Henry’s principal job was to feed the expedition and see to the safety of the camp-and Maria. Henry didn’t wonder that Lima trusted him to be alone with his daughter. He understood clearly that Lima thought of him as little better than a stock animal-a horse or an ox, say-something to be worked hard, put up for the night, and forgotten. That his daughter might look at Henry in a different way probably never occurred to Lima. That was fine with Henry. On the plane he’d been intrigued by the young woman. When he discovered that she was his responsibility, he was no happier with the arrangement than she. Lima forbade her leaving camp unless Henry accompanied her. And Henry was forbidden to leave her alone. He was eager to explore the area and to hunt game, but when she walked in the forest, Maria made more racket than a wounded moose. Henry hated taking her with him. For several days he confined himself to camp. He dug three pit toilets-one for the white men, one for Maria, and one for himself-and constructed rudimentary seating for each using a sturdy section of limb lashed to supporting Y branches. He built a shelter suitable to eat under when it rained. Much of the rest of his time was passed fishing for walleye and trout from the lake. Maria spent the bulk of her time reading or writing in her journal and looking bored or unhappy.

“I’m sick of fish,” she declared on the fourth day, after her father and Wellington had left. “And I’m sick of sitting.” She squatted on a flat rock, half hidden by leatherleaf, at the edge of the water, and she looked across the lake at the tallest ridge. “I’m hiking up there today.”

“There are wolves,” Henry said.

It was true. He’d heard the howl of a pack at night. Mostly, though, he said it to scare her.

“Wolves don’t hunt in the day. And they won’t attack unless they believe you’re sick or infirm.”

“You read that in one of your books?”

“As a matter of fact.”

Henry had his hands in a bucket full of leeches he’d collected for fishing. “If they’re hungry, wolves will attack a bull moose in broad daylight. They’ll tear it apart.”

“I don’t believe you.”

Henry shrugged.

“I’m going.” She put down the book she’d been reading and stood up.
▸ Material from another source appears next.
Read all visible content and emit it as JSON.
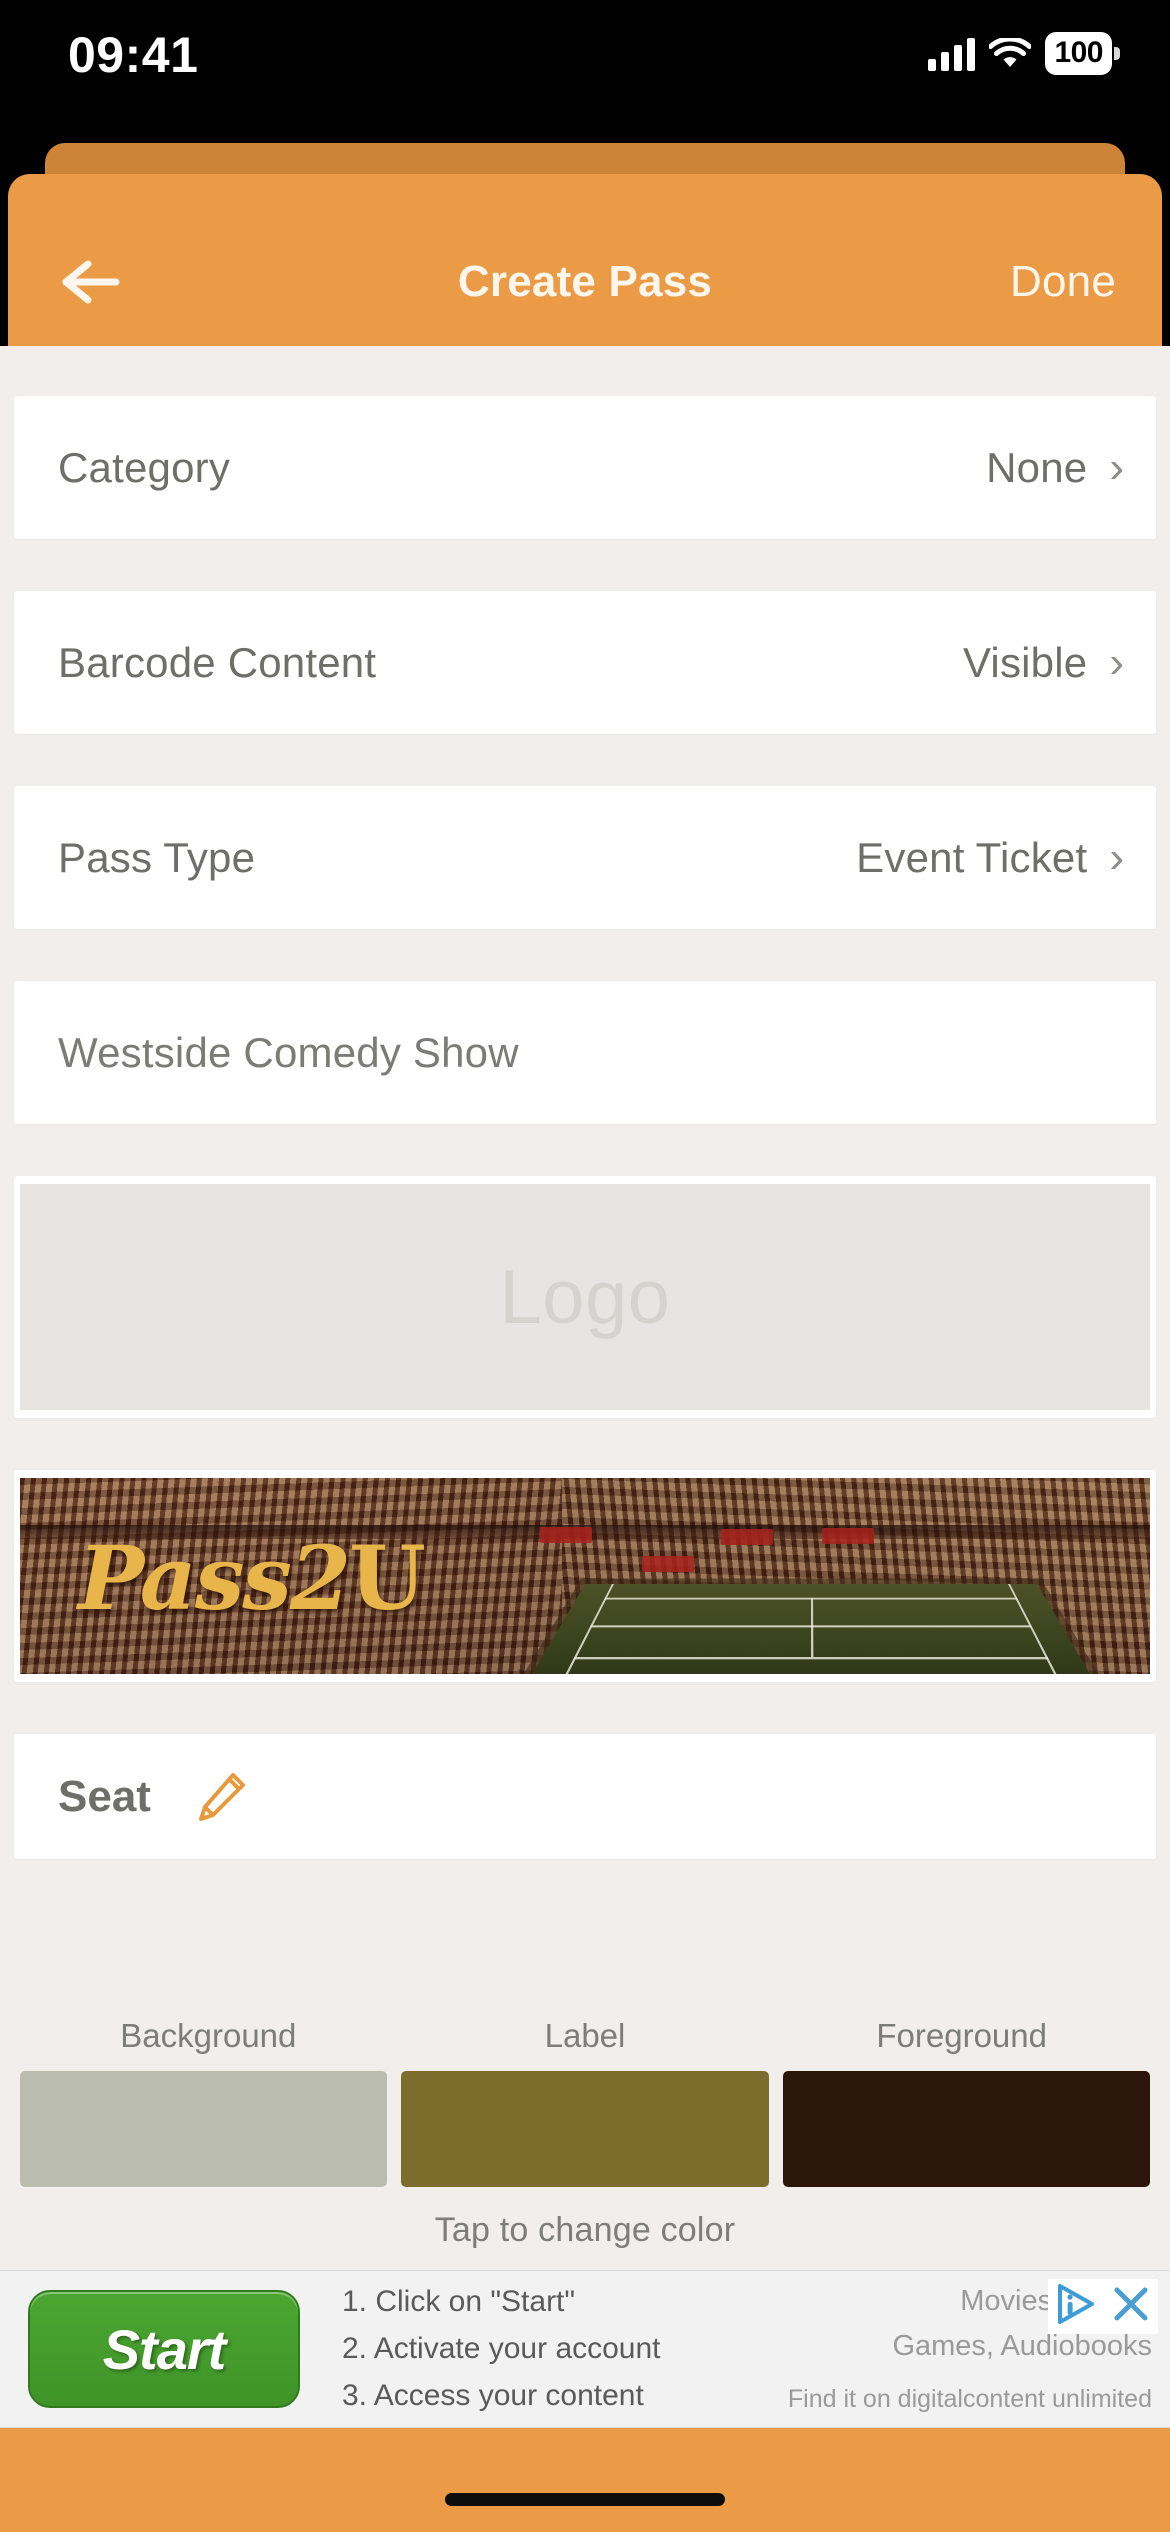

“I’m not ready to go,” he said.

“I don’t care.” She stomped off, following the shoreline.

Henry sighed and waited. When she was out of sight, he took up his rifle and followed, keeping himself hidden.

Henry expected her to tire quickly, but he was surprised by her endurance. The lake snaked for more than two miles to the west and Maria followed the shoreline at a steady pace. She stopped several times to drink from small streams and once to relieve herself. Henry looked away. By noon she’d reached the base of the ridge. She paused for a while, taking the measure of the height and looking, Henry supposed, for the best route up. Finally she began her ascent.